Remix.run Logo
danudey 6 hours ago

I've set up PXE booting at two previous companies for very different use cases.

The first was to automate server deployment; we ran bare metal servers, and even though we had managed hosting in our data centre the installation, configuration, and deployment of a server could potentially take days since it was just me doing it and I had other things to do.

So one day I set to work. I installed an Ubuntu server the same way I always did and then captured the debconf configuration to turn into a preseed file.
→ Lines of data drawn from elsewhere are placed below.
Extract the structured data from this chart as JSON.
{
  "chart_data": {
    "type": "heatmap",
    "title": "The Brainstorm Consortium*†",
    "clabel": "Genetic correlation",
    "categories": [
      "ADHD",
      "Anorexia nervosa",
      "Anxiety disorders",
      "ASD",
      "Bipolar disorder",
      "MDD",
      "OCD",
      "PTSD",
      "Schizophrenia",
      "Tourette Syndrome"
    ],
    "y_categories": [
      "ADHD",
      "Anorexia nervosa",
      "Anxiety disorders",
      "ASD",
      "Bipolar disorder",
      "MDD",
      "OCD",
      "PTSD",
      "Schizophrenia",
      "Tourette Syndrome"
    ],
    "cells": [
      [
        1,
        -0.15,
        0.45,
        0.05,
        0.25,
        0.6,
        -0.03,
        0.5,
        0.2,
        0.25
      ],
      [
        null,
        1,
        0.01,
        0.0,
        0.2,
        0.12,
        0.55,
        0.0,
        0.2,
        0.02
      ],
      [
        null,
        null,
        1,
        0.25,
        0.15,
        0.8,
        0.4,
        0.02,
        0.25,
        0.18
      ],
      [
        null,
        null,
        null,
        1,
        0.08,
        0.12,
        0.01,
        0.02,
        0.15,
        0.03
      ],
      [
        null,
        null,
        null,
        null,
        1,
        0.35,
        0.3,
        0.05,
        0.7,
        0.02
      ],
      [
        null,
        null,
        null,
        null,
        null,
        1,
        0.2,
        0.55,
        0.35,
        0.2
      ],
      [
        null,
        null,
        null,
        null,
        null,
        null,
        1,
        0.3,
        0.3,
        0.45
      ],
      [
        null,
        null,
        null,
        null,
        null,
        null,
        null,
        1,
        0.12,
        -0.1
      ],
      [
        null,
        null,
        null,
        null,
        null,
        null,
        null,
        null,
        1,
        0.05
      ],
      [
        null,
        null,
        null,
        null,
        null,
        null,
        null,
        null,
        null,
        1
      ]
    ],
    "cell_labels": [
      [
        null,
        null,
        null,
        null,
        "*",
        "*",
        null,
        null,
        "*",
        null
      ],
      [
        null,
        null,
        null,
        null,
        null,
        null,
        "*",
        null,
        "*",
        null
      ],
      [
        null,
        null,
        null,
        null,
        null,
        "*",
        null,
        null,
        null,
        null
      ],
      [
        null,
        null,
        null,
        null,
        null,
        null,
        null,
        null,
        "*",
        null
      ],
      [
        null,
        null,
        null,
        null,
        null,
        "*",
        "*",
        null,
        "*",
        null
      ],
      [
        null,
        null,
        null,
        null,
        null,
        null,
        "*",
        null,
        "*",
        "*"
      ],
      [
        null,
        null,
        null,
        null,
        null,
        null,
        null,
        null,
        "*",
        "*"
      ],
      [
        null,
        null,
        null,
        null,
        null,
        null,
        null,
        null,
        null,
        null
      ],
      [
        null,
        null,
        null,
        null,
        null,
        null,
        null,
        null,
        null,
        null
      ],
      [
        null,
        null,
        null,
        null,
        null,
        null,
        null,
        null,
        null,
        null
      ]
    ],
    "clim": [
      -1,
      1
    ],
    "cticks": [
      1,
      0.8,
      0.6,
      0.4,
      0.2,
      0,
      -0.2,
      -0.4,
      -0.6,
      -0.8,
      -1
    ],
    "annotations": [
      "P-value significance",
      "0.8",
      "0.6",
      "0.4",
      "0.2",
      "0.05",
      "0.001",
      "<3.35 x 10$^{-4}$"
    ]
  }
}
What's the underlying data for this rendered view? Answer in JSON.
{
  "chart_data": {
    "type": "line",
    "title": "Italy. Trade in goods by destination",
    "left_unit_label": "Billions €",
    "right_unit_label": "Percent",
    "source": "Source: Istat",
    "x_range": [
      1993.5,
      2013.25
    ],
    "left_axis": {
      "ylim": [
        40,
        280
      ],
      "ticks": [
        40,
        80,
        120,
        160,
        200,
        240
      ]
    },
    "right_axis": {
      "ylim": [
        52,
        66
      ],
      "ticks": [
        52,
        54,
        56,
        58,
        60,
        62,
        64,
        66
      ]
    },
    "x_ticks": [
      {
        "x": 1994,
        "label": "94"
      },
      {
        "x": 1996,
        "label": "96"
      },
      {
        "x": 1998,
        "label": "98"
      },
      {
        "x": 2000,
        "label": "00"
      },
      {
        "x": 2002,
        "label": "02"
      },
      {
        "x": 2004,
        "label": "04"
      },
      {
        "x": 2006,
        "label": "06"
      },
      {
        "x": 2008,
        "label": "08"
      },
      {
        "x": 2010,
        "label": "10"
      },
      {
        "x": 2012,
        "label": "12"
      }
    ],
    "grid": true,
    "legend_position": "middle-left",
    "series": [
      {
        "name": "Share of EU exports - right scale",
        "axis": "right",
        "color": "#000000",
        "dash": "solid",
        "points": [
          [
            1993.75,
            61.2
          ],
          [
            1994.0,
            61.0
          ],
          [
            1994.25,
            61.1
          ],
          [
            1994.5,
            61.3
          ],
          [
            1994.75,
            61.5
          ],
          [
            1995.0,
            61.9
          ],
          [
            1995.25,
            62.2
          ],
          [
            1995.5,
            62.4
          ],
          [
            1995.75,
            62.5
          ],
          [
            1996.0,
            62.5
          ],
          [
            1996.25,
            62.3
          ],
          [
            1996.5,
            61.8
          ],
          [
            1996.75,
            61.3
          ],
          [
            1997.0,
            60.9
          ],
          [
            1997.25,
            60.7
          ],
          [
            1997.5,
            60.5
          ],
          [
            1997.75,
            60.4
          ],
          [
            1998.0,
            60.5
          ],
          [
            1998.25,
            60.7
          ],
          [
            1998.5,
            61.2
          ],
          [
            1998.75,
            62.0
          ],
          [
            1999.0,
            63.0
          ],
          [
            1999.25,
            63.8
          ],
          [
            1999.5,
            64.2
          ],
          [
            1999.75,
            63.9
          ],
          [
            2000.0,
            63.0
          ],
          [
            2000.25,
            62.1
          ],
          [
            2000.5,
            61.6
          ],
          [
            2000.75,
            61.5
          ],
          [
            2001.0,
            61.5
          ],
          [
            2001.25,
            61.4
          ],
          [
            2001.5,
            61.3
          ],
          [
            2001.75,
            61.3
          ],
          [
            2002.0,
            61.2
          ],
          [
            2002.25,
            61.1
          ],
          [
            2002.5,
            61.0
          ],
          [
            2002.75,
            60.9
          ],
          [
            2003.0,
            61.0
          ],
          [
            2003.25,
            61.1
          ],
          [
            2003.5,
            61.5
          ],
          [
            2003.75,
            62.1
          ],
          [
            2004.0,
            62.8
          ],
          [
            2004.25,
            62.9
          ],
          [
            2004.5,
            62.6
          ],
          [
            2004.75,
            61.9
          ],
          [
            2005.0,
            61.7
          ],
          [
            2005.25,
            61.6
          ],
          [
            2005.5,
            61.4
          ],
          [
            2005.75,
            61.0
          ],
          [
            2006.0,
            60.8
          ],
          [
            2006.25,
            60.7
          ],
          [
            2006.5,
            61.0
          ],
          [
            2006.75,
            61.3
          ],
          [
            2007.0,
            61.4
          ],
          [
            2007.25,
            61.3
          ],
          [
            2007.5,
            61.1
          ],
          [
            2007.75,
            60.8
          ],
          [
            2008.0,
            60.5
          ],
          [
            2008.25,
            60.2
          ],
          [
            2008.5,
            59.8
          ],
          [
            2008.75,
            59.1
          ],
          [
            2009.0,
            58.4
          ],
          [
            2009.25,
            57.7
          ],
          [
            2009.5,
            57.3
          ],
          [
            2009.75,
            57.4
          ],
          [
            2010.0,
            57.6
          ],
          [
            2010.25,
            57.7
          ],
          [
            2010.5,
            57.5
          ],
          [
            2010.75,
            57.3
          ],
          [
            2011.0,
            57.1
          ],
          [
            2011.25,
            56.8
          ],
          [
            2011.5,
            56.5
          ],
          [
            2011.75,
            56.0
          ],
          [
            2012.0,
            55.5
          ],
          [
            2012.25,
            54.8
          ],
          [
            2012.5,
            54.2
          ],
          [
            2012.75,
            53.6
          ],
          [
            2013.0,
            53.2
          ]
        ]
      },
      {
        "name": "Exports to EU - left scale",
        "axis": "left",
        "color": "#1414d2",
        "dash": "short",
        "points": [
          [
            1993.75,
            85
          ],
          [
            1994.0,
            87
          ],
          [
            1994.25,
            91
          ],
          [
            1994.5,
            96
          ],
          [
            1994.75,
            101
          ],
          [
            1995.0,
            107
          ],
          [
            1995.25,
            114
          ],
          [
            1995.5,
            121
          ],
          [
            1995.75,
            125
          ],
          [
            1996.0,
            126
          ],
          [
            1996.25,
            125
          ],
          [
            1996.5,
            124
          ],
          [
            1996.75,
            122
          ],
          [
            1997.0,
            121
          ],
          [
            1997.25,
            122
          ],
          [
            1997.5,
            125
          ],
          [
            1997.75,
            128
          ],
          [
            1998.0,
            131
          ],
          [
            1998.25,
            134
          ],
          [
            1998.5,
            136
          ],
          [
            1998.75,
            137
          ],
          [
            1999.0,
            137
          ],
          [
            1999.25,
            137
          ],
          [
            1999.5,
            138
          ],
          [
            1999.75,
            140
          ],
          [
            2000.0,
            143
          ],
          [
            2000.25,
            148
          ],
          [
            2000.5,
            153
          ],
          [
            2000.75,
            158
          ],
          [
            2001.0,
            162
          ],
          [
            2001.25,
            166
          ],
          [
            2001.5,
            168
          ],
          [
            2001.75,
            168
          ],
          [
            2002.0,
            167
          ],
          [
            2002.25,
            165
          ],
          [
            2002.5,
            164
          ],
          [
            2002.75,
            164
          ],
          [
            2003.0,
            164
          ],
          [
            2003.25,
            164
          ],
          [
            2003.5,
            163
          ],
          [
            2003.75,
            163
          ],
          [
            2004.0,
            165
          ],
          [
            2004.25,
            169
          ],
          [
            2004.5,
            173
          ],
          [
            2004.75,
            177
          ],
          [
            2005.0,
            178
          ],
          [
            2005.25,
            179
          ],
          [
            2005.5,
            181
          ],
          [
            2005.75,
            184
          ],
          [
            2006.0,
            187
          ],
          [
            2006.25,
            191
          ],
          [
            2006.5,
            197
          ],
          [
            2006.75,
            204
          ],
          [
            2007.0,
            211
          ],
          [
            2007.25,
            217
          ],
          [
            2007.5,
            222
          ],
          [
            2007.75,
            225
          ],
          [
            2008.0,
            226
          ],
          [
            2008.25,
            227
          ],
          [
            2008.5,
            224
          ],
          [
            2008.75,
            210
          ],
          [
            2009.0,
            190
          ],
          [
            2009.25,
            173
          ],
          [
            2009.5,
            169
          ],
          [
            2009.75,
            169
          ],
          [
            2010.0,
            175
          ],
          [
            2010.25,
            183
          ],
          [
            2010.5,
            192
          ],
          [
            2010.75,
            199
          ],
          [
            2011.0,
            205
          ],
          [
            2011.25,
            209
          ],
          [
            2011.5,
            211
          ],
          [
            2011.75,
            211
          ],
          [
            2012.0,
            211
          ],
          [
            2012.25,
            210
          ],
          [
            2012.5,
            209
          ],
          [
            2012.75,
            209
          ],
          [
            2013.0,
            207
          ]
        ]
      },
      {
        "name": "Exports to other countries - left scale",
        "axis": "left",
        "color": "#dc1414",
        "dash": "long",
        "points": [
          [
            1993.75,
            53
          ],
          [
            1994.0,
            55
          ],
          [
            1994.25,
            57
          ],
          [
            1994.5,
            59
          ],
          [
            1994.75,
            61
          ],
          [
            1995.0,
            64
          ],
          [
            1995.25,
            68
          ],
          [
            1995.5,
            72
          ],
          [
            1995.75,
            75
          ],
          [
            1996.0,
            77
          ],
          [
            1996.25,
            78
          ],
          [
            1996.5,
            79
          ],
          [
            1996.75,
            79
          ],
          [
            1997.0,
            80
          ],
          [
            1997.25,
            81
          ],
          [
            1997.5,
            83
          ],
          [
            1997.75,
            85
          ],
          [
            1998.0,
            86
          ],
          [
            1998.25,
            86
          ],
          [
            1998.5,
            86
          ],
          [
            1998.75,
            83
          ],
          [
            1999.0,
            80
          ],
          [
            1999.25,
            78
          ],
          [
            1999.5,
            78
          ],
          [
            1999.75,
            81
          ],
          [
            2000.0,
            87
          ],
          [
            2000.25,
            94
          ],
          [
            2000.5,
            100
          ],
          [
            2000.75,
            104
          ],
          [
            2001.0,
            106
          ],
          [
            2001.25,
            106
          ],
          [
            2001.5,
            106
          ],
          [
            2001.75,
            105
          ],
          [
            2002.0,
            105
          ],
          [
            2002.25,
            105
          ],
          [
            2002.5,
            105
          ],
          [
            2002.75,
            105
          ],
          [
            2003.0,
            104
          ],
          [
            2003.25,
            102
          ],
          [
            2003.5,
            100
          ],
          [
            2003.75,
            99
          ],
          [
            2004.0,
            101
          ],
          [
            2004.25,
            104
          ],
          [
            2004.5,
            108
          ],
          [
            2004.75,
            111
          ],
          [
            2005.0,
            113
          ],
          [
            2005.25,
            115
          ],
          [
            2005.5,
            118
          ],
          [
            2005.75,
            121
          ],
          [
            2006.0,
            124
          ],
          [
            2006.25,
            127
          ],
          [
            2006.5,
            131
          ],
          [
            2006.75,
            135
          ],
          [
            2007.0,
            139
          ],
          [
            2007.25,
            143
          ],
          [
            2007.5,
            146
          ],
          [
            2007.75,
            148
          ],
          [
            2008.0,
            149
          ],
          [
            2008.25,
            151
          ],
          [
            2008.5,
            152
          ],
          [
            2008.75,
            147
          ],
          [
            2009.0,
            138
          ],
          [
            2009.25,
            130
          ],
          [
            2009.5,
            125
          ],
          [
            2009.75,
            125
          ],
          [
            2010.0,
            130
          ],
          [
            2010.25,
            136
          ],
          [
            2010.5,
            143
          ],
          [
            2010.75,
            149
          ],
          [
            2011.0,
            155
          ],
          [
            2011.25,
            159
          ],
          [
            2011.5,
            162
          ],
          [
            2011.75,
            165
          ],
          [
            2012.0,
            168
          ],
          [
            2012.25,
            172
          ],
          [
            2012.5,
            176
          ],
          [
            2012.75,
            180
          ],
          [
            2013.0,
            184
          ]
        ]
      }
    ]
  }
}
I set up the disk partitioning, etc., and configured the OS to boot from DHCP. Then I configured the DHCP server with MAC addresses for every server we got and an associated IP address so that a given physical server would always get the same IP address.

Then I set up an internal apt repository; that's where I put custom packages, backports I had to recompile, third-party packages (e.g. perconadb) and so on.

Lastly, I set up salt (the management orchestration tool, like puppet or chef or ansible) with a nice simple (detailed) configuration.

The machines would be configured to boot via PXE. They'd load the kernel and initrd, which contained the preseed file that answered all of the installation/configuration questions. Lastly it ran the post-install shell script which started salt and ran the initial configuration, much of which was based on hostname. This would turn the current DHCP-provided IP address into a static networking configuration so that the server wasn't reliant on DHCP anymore; it would ensure that SSH keys were installed, and that the right services were enabled or disabled, install some packages based on the hostname (which represented the role, e.g. db02.blah.blah got percona installed). I also had some custom data sources (whatever you would call them) so that I could install the right RAID controller software based on which PCI devices were present; after all that, it would reboot. Once it rebooted from the local disk, salt would pick back up again and do the rest of the configuration (now that it wasn't running from a chroot and had all the required systemd services running). What used to take me several days to do for two servers turned into something one of our co-ops could do in an hour.

Second was another company that wanted to standardize the version of Linux its developers were running. Again, I set up an Ubuntu installer and configured it to boot iPXE and then fetch the kernel and the root image via HTTPS. The Ubuntu installer at that point was a Snap, and the default 'source' was a squashfs file that it unpacked to the new root filesystem before proceeding with package installation. I set up some scripts and configurations to take the default squashfs filesystem, unpack it, install new packages via apt in a chroot, and then repack it again. This let me do things like ensure Firefox, Thunderbird, and Chrome were installed and configured not from snaps; update to the latest packages; make sure Gnome was installed, etc. A lot of that was stuff the installer would do, of course, but given we were on gigabit ethernet it was significantly faster to download a 2 GB squashfs file than to download a 512M squashfs file and then download new or updated packages. One again what used to start with "Here's a USB, I think it has the latest Ubuntu on it" and take most of a day turned into "Do a one-off boot from the network via UEFI, choose a hostname, username, and password, and then just wait for twenty minutes while you get a coffee or meet your coworkers". I even found a "bug" (misbehaviour) in the installer where it would mount the squashfs and then rsync the files, which seemed significantly slower because the kernel was only using one thread for decompressing; using `unsquashfs` could use all cores and was dramatically faster, so I got to patch that (which I'm not sure ever made it into the installer anyway).

The one thing I couldn't make work was the OEM installation, where you put everything down onto the system unattended then put the user through the Ubuntu OOBE process. That would have made it far easier to pre-provision systems for users ahead of time; I did replace the default Plymouth splash screen logo with our company logo though, which was pretty cool.

I also set up network booting of macOS at another job, but that's sort of a very different process because it has all its own tooling, etc. for managing and Apple ended up moving from custom deployment images to static images and MDM for post-install configuration.

TL;DR network booting is pretty great actually; it's a very niche use case but if you're clever you can get a lot done. There's also lots of options for booting into a bootloader that can then present other options, allowing you to choose to netboot Ubuntu Desktop, Ubuntu Server, Windows, RHEL, Gentoo, a rescue image, or anything else you want.

nyrikki 6 hours ago | parent [-]

> The one thing I couldn't make work was the OEM installation, where you put everything down onto the system unattended then put the user through the Ubuntu OOBE process.

Did you try chain booting into iPXE and using SYSLINUX?

I used just nginx try, where I could place a pressed for a known provisioning event, otherwise providing various live and utility images if the MAC address file didn’t exist for one off or emergency repair.

I could even serve up windows instances.

That is also very useful because occasionally you run into PXE firmware that is crippled, it may not apply now, but only having a tiny iPXE image on tftp helps with speed and security.

I would bet almost all vendors just use iPXE anyway, and at least you use to be able to replace the firmware on intel cards with it.